Tengo mucha fe en las mujeres, incluyendo a nuestra presidenta. Las mujeres son muy buenas para el riesgo y generalmente están capacitadas para vencer adversidades ante las que los varones nos doblamos. Cada vez hay más mujeres con conciencia política, hay un machismo en la política evidente que debe terminar. La presidenta necesita de esa fuerza femenina y por lo mismo debe dejar de temer a las mujeres que están luchando, como las madres buscadoras. Necesita sentarse a hablar con ellas y crear los mecanismos para apoyarlas. La presidenta no puede perder conciencia de que gobierna un país con serios problemas. Reconozco que le han tocado circunstancias inesperadas, en particular con la relación con Estados Unidos, y creo que se ha plantado bien. Creo que los mexicanos no podemos perder la esperanza porque de lo contrario aumentarían los suicidios.
¿Es lo único que nos queda?
No, nos quedan nuestros trabajos, nuestras familias, lo que sabemos. Cada vez que podamos señalar a los responsables hay que hacerlo.
¿Al crear el personaje de Carmen Larrañaga pensabas en cómo la leerían las mujeres?
Tenía el deseo de escribir una novela con personaje femenino y trabajé para que me saliera lo mejor posible, pero no pensaba en eso. Aún no sé qué pasará, pero los testimonios que tengo hasta ahora de mujeres lectoras son favorables, algunas me han dicho que darán la novela a sus hijas y nietas, eso me agrada porque quiere decir que han encontrado algo que podría reforzar sus ideas.

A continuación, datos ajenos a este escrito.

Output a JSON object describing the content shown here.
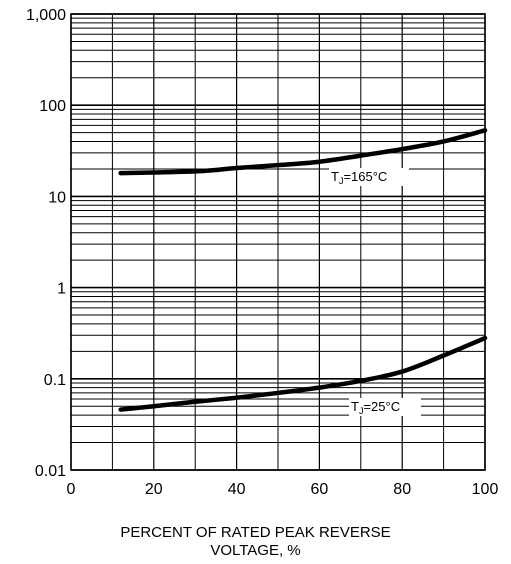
{
  "chart_data": {
    "type": "line",
    "title": "",
    "xlabel_lines": [
      "PERCENT OF RATED PEAK REVERSE",
      "VOLTAGE, %"
    ],
    "ylabel": "",
    "xlim": [
      0,
      100
    ],
    "ylim": [
      0.01,
      1000
    ],
    "yscale": "log",
    "grid": true,
    "x_ticks": [
      0,
      20,
      40,
      60,
      80,
      100
    ],
    "x_tick_labels": [
      "0",
      "20",
      "40",
      "60",
      "80",
      "100"
    ],
    "y_ticks": [
      0.01,
      0.1,
      1,
      10,
      100,
      1000
    ],
    "y_tick_labels": [
      "0.01",
      "0.1",
      "1",
      "10",
      "100",
      "1,000"
    ],
    "series": [
      {
        "name": "TJ=165°C",
        "label_main": "T",
        "label_sub": "J",
        "label_rest": "=165°C",
        "color": "#000000",
        "x": [
          12,
          20,
          32,
          40,
          50,
          60,
          70,
          80,
          90,
          100
        ],
        "y": [
          18,
          18.3,
          19,
          20.5,
          22,
          24,
          28,
          33,
          40,
          53
        ]
      },
      {
        "name": "TJ=25°C",
        "label_main": "T",
        "label_sub": "J",
        "label_rest": "=25°C",
        "color": "#000000",
        "x": [
          12,
          20,
          30,
          40,
          50,
          60,
          70,
          80,
          90,
          100
        ],
        "y": [
          0.046,
          0.05,
          0.056,
          0.062,
          0.07,
          0.08,
          0.095,
          0.12,
          0.18,
          0.28
        ]
      }
    ]
  }
}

Otro personaje importante en la novela es Néstor, un hombre mayor y que creo sólo podrías haberlo creado ahora.
Sí, creo que los mexicanos debemos retirarnos hasta que muramos. Los jubilados saben muchas cosas, pero el retiro acaba con ellos. No tienen que confinarse a las bancas de los parques. Las personas mayores debemos hacer cosas y organizarnos. Siempre me da gusto cuando veo un ballet o un coro de gente mayor. Uno de mis hermanos cuando se jubiló se inscribió en un ballet de danza folclórica con gente de su edad y en esas estaba cuando le dio un dolor y regresó a Culiacán para morir, pero estuvo hasta el final ahí, no se rajó. En el caso de Néstor, es un científico con un conocimiento particular, pero por una situación particular se tuvo que retirar.
¿Sientes algún vínculo con Néstor?, ¿cómo te llevas con la vejez?
¿Cuál vejez, loco? Hay tres cosas que nunca hice: pensar en la edad, pensar en que no soy guapo y peinarme.
En uno de los epígrafes de la novela citas a Leonardo Padura, cuando dice que se escribe una novela para revelar un conocimiento de la naturaleza humana. ¿Qué querías revelar?
Me interesaba que Carmen tuviera claro que su principal virtud es su inteligencia y su valor como ente social, así como su deseo de llegar un lugar para proponer leyes en beneficio de las mujeres. Y en el caso de Néstor igual, es un hombre mayor, retirado y enclaustrado, tiene que darse cuenta de que, el mundo requiere de su conocimiento. Para fortuna de ellos, descubren que la unión hace la fuerza.